My PMDD Story
After my youngest was born I started having intense mood swings, insane fatigue and the worst brain fog — I honestly felt like a terrible mum. Anxiety came back hard and I found myself doubting every decision. At first I blamed sleepless nights and the chaos of two little kids, but then I noticed a pattern: I wasn’t always like this. It felt as if a switch flipped — the pain and sadness would arrive out of nowhere, then disappear just as suddenly.
Some days I’d wake up feeling fine, and by afternoon I’d be in tears over nothing. My heart would race, my body felt heavy, my brain fog so thick I’d forget what I was saying mid-sentence. I’d get intense bloating, insomnia, and a kind of irritability that didn’t feel like me at all. It wasn’t just emotional — it was physical, hormonal, and completely unpredictable.

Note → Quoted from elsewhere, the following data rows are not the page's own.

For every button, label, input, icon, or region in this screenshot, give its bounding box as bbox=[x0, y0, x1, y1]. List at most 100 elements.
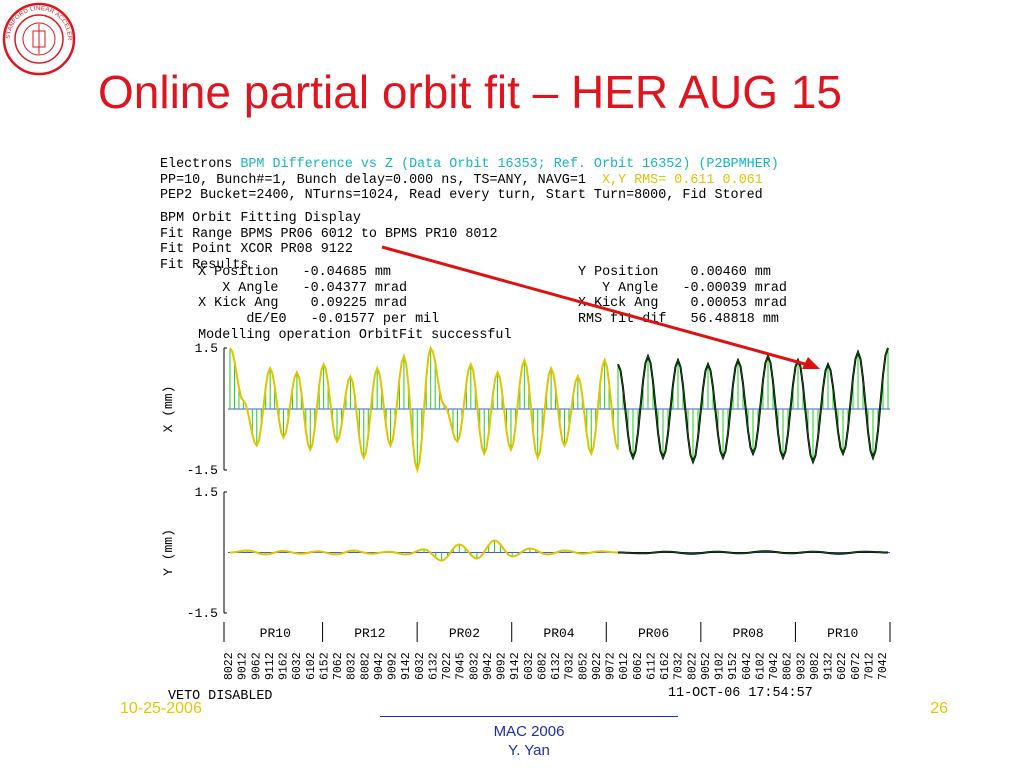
bpm-label: 7045 bbox=[455, 652, 468, 680]
bpm-label: 8082 bbox=[359, 652, 372, 680]
data-orbit-line bbox=[229, 345, 619, 474]
arrowhead bbox=[802, 357, 820, 369]
y-tick-label: -1.5 bbox=[187, 463, 218, 478]
fit-result-right: X Kick Ang 0.00053 mrad bbox=[578, 296, 787, 312]
orbit-plots: 1.5 -1.5 X (mm) 1.5 -1.5 Y (mm) PR10 PR12 PR02 PR… bbox=[161, 245, 891, 680]
region-label: PR04 bbox=[543, 626, 574, 641]
bpm-label: 9162 bbox=[278, 652, 291, 680]
bpm-label: 7042 bbox=[768, 652, 781, 680]
region-label: PR12 bbox=[354, 626, 385, 641]
bpm-label: 6012 bbox=[618, 652, 631, 680]
bpm-label: 9102 bbox=[714, 652, 727, 680]
bpm-label: 6062 bbox=[632, 652, 645, 680]
bpm-label: 8062 bbox=[782, 652, 795, 680]
slide-title: Online partial orbit fit – HER AUG 15 bbox=[98, 66, 842, 118]
slide-date: 10-25-2006 bbox=[120, 700, 202, 717]
header-line-part: Electrons bbox=[160, 157, 241, 172]
bpm-label: 6022 bbox=[836, 652, 849, 680]
fit-result-right: Y Position 0.00460 mm bbox=[578, 265, 771, 280]
footer-meeting: MAC 2006 bbox=[493, 723, 565, 740]
bpm-label: 9032 bbox=[795, 652, 808, 680]
header-line-part: X,Y RMS= 0.611 0.061 bbox=[601, 172, 763, 188]
data-orbit-line bbox=[229, 539, 619, 562]
bpm-label: 6032 bbox=[414, 652, 427, 680]
fit-result-left: dE/E0 -0.01577 per mil bbox=[174, 312, 440, 328]
bpm-label: 6082 bbox=[536, 652, 549, 680]
bpm-label: 7032 bbox=[564, 652, 577, 680]
header-line-part: PP=10, Bunch#=1, Bunch delay=0.000 ns, T… bbox=[160, 172, 602, 188]
bpm-label: 8032 bbox=[468, 652, 481, 680]
bpm-label: 8022 bbox=[686, 652, 699, 680]
veto-status: VETO DISABLED bbox=[168, 689, 273, 704]
bpm-label: 9112 bbox=[264, 652, 277, 680]
fit-result-left: X Angle -0.04377 mrad bbox=[174, 280, 408, 296]
bpm-label: 9012 bbox=[237, 652, 250, 680]
fit-info-line: BPM Orbit Fitting Display bbox=[160, 211, 361, 226]
bpm-label: 7022 bbox=[441, 652, 454, 680]
fit-result-left: X Position -0.04685 mm bbox=[174, 265, 391, 280]
footer-author: Y. Yan bbox=[508, 742, 550, 759]
fit-result-left: X Kick Ang 0.09225 mrad bbox=[174, 296, 408, 312]
header-line: PEP2 Bucket=2400, NTurns=1024, Read ever… bbox=[160, 188, 763, 204]
bpm-display-panel: Electrons BPM Difference vs Z (Data Orbi… bbox=[150, 150, 902, 710]
header-line-part: PEP2 Bucket=2400, NTurns=1024, Read ever… bbox=[160, 188, 763, 204]
bpm-label: 7012 bbox=[863, 652, 876, 680]
region-label: PR02 bbox=[449, 626, 480, 641]
bpm-label: 6042 bbox=[741, 652, 754, 680]
bpm-label: 6152 bbox=[318, 652, 331, 680]
bpm-label: 6112 bbox=[645, 652, 658, 680]
bpm-label: 9022 bbox=[591, 652, 604, 680]
fit-result-right: Y Angle -0.00039 mrad bbox=[578, 280, 787, 296]
header-line: Electrons BPM Difference vs Z (Data Orbi… bbox=[160, 157, 779, 173]
bpm-label: 9062 bbox=[250, 652, 263, 680]
y-tick-label: 1.5 bbox=[195, 341, 218, 356]
header-line: PP=10, Bunch#=1, Bunch delay=0.000 ns, T… bbox=[160, 173, 763, 189]
region-label: PR06 bbox=[638, 626, 669, 641]
fit-result-left: Modelling operation OrbitFit successful bbox=[174, 327, 512, 343]
fit-data-overlay bbox=[617, 347, 889, 463]
slac-logo: STANFORD LINEAR ACCELERATOR CENTER bbox=[2, 2, 76, 76]
bpm-label: 9042 bbox=[482, 652, 495, 680]
bpm-label: 8032 bbox=[346, 652, 359, 680]
bpm-label: 9042 bbox=[373, 652, 386, 680]
bpm-label: 6162 bbox=[659, 652, 672, 680]
footer-credit: MAC 2006 Y. Yan bbox=[380, 722, 678, 760]
fit-data-overlay bbox=[617, 550, 889, 555]
bpm-label: 9072 bbox=[605, 652, 618, 680]
region-label: PR10 bbox=[260, 626, 291, 641]
bpm-label: 9142 bbox=[509, 652, 522, 680]
bpm-label: 6032 bbox=[523, 652, 536, 680]
fit-point-arrow bbox=[381, 245, 813, 368]
region-label: PR08 bbox=[733, 626, 764, 641]
bpm-label: 9052 bbox=[700, 652, 713, 680]
y-axis-label: Y (mm) bbox=[161, 529, 176, 576]
bpm-label: 6032 bbox=[291, 652, 304, 680]
bpm-label: 9082 bbox=[809, 652, 822, 680]
timestamp: 11-OCT-06 17:54:57 bbox=[668, 686, 813, 701]
bpm-label: 8052 bbox=[577, 652, 590, 680]
bpm-label: 6102 bbox=[754, 652, 767, 680]
bpm-label: 7042 bbox=[877, 652, 890, 680]
bpm-label: 6132 bbox=[427, 652, 440, 680]
footer-divider bbox=[380, 716, 678, 717]
bpm-label: 9152 bbox=[727, 652, 740, 680]
bpm-label: 6102 bbox=[305, 652, 318, 680]
bpm-label: 9132 bbox=[823, 652, 836, 680]
bpm-label: 6132 bbox=[550, 652, 563, 680]
bpm-label: 9092 bbox=[387, 652, 400, 680]
fit-info-line: Fit Point XCOR PR08 9122 bbox=[160, 242, 353, 258]
y-tick-label: -1.5 bbox=[187, 606, 218, 621]
y-axis-label: X (mm) bbox=[161, 386, 176, 433]
bpm-label: 7062 bbox=[332, 652, 345, 680]
header-line-part: BPM Difference vs Z (Data Orbit 16353; R… bbox=[240, 157, 779, 172]
y-tick-label: 1.5 bbox=[195, 485, 218, 500]
slide-number: 26 bbox=[930, 700, 948, 717]
bpm-label: 6072 bbox=[850, 652, 863, 680]
bpm-label: 7032 bbox=[673, 652, 686, 680]
fit-info-line: Fit Results bbox=[160, 258, 249, 274]
fit-info-line: Fit Range BPMS PR06 6012 to BPMS PR10 80… bbox=[160, 226, 498, 242]
bpm-label: 9092 bbox=[496, 652, 509, 680]
bpm-label: 9142 bbox=[400, 652, 413, 680]
region-label: PR10 bbox=[827, 626, 858, 641]
bpm-label: 8022 bbox=[223, 652, 236, 680]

I’d always heard of PMS, but this felt so much worse. Strangely, getting my period often relieved the symptoms instead of causing them — which confused me even more. When I finally spoke to my doctor she suggested PMDD. I’d never heard of it, but the more I read, the clearer it became: I ticked pretty much every box.
My next question was: how do I fix this? The quick answer I heard was basically “antidepressants or hormonal birth control.” I’d tried both before and they weren’t for me. So I threw everything else at it — vitamins and herbs, meditation, journalling, walking, strength training, breathwork, affirmations, manifesting, working with the moon and nature, grounding… you name it, I’ve probably tried it or read about it.
What hit me hardest was how alone I felt. I had nobody to talk to about this — and neither did my partner. That’s when we built an app - an app that I wish I’d had when all this started: a place with the tools, support and community I needed. I’m still growing it, but my goal is simple — to make a warm, wholesome space that actually helps.
PMDD isn’t something that disappears overnight — it’s something I’m still learning to live with and manage. This blog is where I’ll share my story, what’s helped me, and what I’m still learning.
If you’re living this too, come along. Let’s connect, raise awareness, and remind each other that even in the worst of hell week(s), we’re not alone.
If you think you might be experiencing PMDD, please reach out to your GP or a women’s health specialist. You don’t have to go through it alone.